Théologie de l’Ancien Testament

§ 137. Sacrifices expiatoires — Des sacrifices pour le péché et pour le délit.

Le sacrifice pour le péché (Rhattaat, חטאת), et le sacrifice pour le délit (Asham, אשם) ont ceci de commun qu’ils sont tous deux accompagnés d’une confession (Lévitique 5.5 ; 16.21 ; Nombres 5.7) et qu’ils sont destinés l’un et l’autre à rétablir entre Dieu et l’homme la bonne harmonie troublée par un péché commis bishegagah, בשג.ֻגה, c’est-à-dire par erreur. Voyez pour le sacrifice pour le péché Lévitique 4.2,13, 22, 27 ; Nombres 15.27 et sq., et pour le sacrifice pour le délit Lévitique 5.15,18. Par erreur, c’est d’abord sans le savoir (Lévitique 4.13 ; 5.2, 17) ; sans savoir, tout en connaissant le commandement, qu’on allait l’enfreindre ; puis, c’est sans le vouloir (Deutéronome 4.42 ; Nombres 35.11) ; puis, cela va plus loin que les simples péchés d’inadvertance ; les péchés que l’on commet par précipitation, par faiblesse, par légèreté, y rentrent également ; car, le contraire du péché commis par erreur, c’est le péché commis à main élevée, ביד רמה (Nombres 15.30), c’est-à-dire par fierté, de propos délibéré, en sachant qu’on va enfreindre un commandement contre Dieu, tout autant de péchés pour lesquels il n’y a point de sacrifices, mais seulement un inexorable jugement d’extermination.

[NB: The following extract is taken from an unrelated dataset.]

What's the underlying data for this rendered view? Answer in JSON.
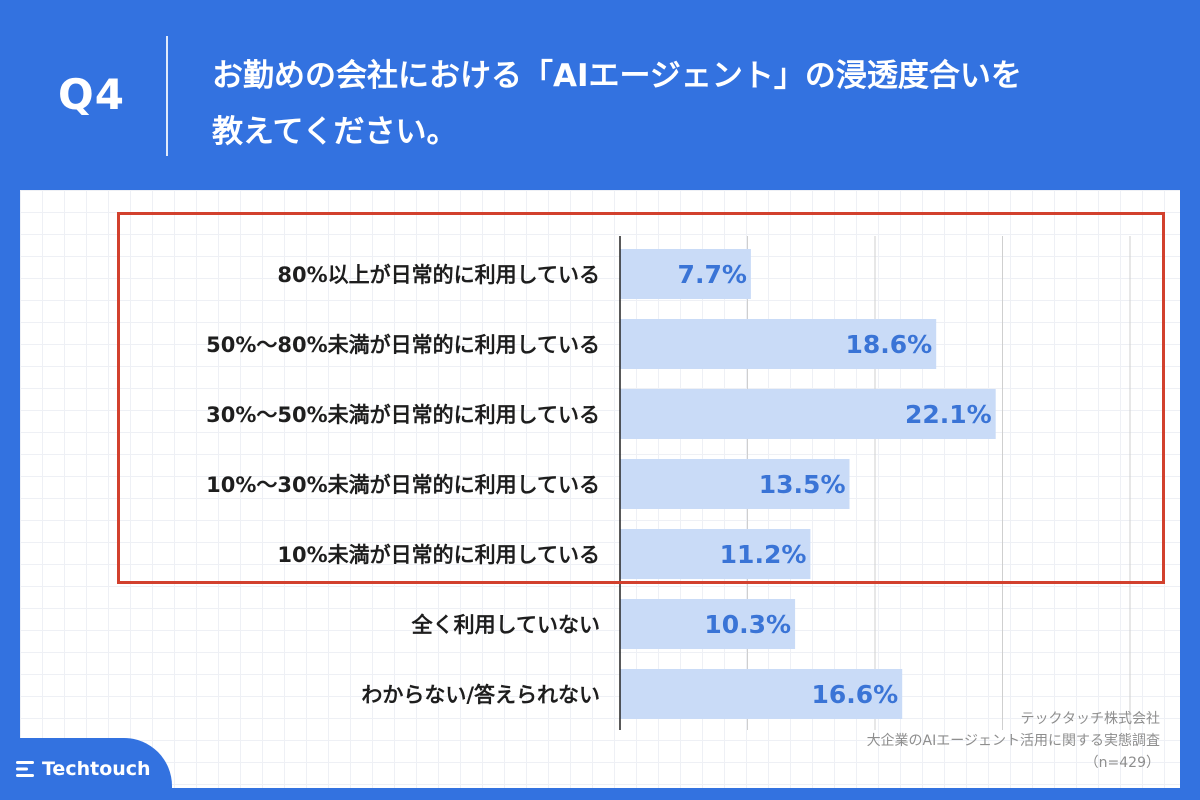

Voilà ce qu’ils ont de commun. Mais en quoi se distinguent-ils ? On a dit que le sacrifice pour le péché s’offrait pour les péchés de commission, le sacrifice pour le délit, pour les péchés d’omission ; ou bien que le premier avait pour but de détourner le châtiment, et le second, de tranquilliser la conscience ; ou bien encore que le premier concernait des fautes connues d’autres personnes encore que du coupable, et le second, des fautes connues de lui seul.

[Cette dernière manière de voir était déjà celle de Josèphe (Ant. 3.9, 3), et c’est encore celle de Winer. On s’appuie, pour établir cette distinction, sur Lévitique 4.23,28. Mais c’est à tort, car le mot הודע n’implique pas nécessairement (voyez Lévitique 5.3, iado) que l’on ait été convaincu de son péché par autrui. D’ailleurs cela n’explique ni pourquoi les lépreux et les naziréens doivent offrir quelquefois des sacrifices pour le délit, ni des cas comme Lévitique 19.20, ou Esdras 10.18 et sq.]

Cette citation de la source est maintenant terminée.